On October 27, 2022, the U.S. District Court for the Eastern District of New York in the Case of Alpene, Ltd. v. Republic of Malta has issued a decision in In re Application of Alpene, Ltd., No. 21 MC 2547. The case involved Alpene, Ltd., a Hong Kong corporation, who was seeking an order authorizing subpoenas for documents and testimony from an individual residing in New York in connection with an investor-state treaty arbitration against the Republic of Malta before the World Bank’s International Centre for the Settlement of Investment Disputes (ICSID).
Alpene relied on 28 U.S.C. § 1782, which authorizes federal courts to order U.S. persons to provide documents and testimony “for use in a proceeding in a foreign or international tribunal.” However, the district court later stayed its order and requested briefing based on the U.S. Supreme Court’s intervening decision in ZF Auto. US, Inc. v. Luxshare, Ltd.

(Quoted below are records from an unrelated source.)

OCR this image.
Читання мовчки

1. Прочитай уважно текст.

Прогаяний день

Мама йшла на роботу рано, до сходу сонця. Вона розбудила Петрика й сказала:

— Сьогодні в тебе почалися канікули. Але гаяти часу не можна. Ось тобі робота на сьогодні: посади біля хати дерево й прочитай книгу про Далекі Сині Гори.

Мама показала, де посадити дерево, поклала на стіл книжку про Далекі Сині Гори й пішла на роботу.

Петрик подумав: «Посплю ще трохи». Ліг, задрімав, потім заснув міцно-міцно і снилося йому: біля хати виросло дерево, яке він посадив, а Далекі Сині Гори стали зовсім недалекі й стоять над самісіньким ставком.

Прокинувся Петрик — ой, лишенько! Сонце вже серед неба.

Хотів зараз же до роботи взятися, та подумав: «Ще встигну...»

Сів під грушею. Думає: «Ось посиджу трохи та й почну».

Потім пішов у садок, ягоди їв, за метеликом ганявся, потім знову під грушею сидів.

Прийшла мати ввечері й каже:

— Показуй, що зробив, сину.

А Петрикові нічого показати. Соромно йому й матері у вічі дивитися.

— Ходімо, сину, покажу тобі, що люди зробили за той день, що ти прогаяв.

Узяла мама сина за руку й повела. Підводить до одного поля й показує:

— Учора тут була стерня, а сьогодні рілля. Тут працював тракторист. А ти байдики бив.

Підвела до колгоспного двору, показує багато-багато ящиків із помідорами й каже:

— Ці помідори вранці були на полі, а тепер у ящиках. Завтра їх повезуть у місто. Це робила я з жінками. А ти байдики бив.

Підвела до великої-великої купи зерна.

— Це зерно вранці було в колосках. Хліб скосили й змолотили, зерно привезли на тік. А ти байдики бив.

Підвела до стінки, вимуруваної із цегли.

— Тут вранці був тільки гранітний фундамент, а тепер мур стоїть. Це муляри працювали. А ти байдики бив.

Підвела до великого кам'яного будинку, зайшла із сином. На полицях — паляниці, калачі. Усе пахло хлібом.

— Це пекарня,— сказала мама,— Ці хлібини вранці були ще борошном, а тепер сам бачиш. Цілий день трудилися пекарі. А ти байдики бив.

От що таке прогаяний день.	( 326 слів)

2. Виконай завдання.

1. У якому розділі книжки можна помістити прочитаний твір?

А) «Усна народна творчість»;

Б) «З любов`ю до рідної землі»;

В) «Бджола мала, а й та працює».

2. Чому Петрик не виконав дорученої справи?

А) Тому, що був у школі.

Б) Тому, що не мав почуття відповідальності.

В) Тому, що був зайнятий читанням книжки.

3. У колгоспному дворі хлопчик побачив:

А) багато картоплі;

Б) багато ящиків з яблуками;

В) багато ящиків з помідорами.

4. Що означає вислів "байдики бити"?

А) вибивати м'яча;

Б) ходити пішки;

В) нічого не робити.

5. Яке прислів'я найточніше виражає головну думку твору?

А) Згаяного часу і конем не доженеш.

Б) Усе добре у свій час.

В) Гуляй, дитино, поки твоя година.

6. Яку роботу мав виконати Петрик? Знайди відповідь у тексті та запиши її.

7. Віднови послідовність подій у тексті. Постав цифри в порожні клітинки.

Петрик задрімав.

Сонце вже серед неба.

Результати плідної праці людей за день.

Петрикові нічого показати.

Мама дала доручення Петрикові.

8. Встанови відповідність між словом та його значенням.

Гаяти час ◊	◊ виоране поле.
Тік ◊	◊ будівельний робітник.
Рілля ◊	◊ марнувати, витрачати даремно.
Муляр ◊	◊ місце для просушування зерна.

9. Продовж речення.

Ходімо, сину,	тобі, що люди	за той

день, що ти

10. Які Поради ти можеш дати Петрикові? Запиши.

The Supreme Court determined that 28 U.S.C. § 1782 “reaches only governmental or intergovernmental adjudicative bodies” and that “private adjudicative bodies” cannot be foreign tribunals.
Applying this new decision, the district court reviewed the characteristics of ICSID, including Malta’s and China’s memberships therein, and determined that there was no clear indication that Malta or China intended to imbue ICSID with governmental authority. The court also noted that the bilateral investment treaty at issue gave the parties the choice of using domestic courts in lieu of ICSID arbitration and that ICSID tribunals had no authority to provide reciprocal assistance for U.S. proceedings.
Determining that ICSID did not qualify as a “foreign or international tribunal” under § 1782, the court denied Alpene’s requested document and deposition subpoenas and instead granted the New York resident’s motion to vacate and entered an order quashing the subpoenas.
This decision serves as a reminder of the importance of carefully considering the nature of the tribunal involved when seeking discovery under 28 U.S.C. § 1782. The Supreme Court’s decision in ZF Auto has narrowed the scope of tribunals that may qualify as “foreign or international tribunals” under § 1782, and parties must be mindful of this when seeking discovery in connection with foreign proceedings. The decision also highlights the importance of cooperation and mutual assistance between the U.S. and foreign countries in the context of international arbitration, as well as the need to balance the scope of discovery allowed in foreign and domestic arbitrations.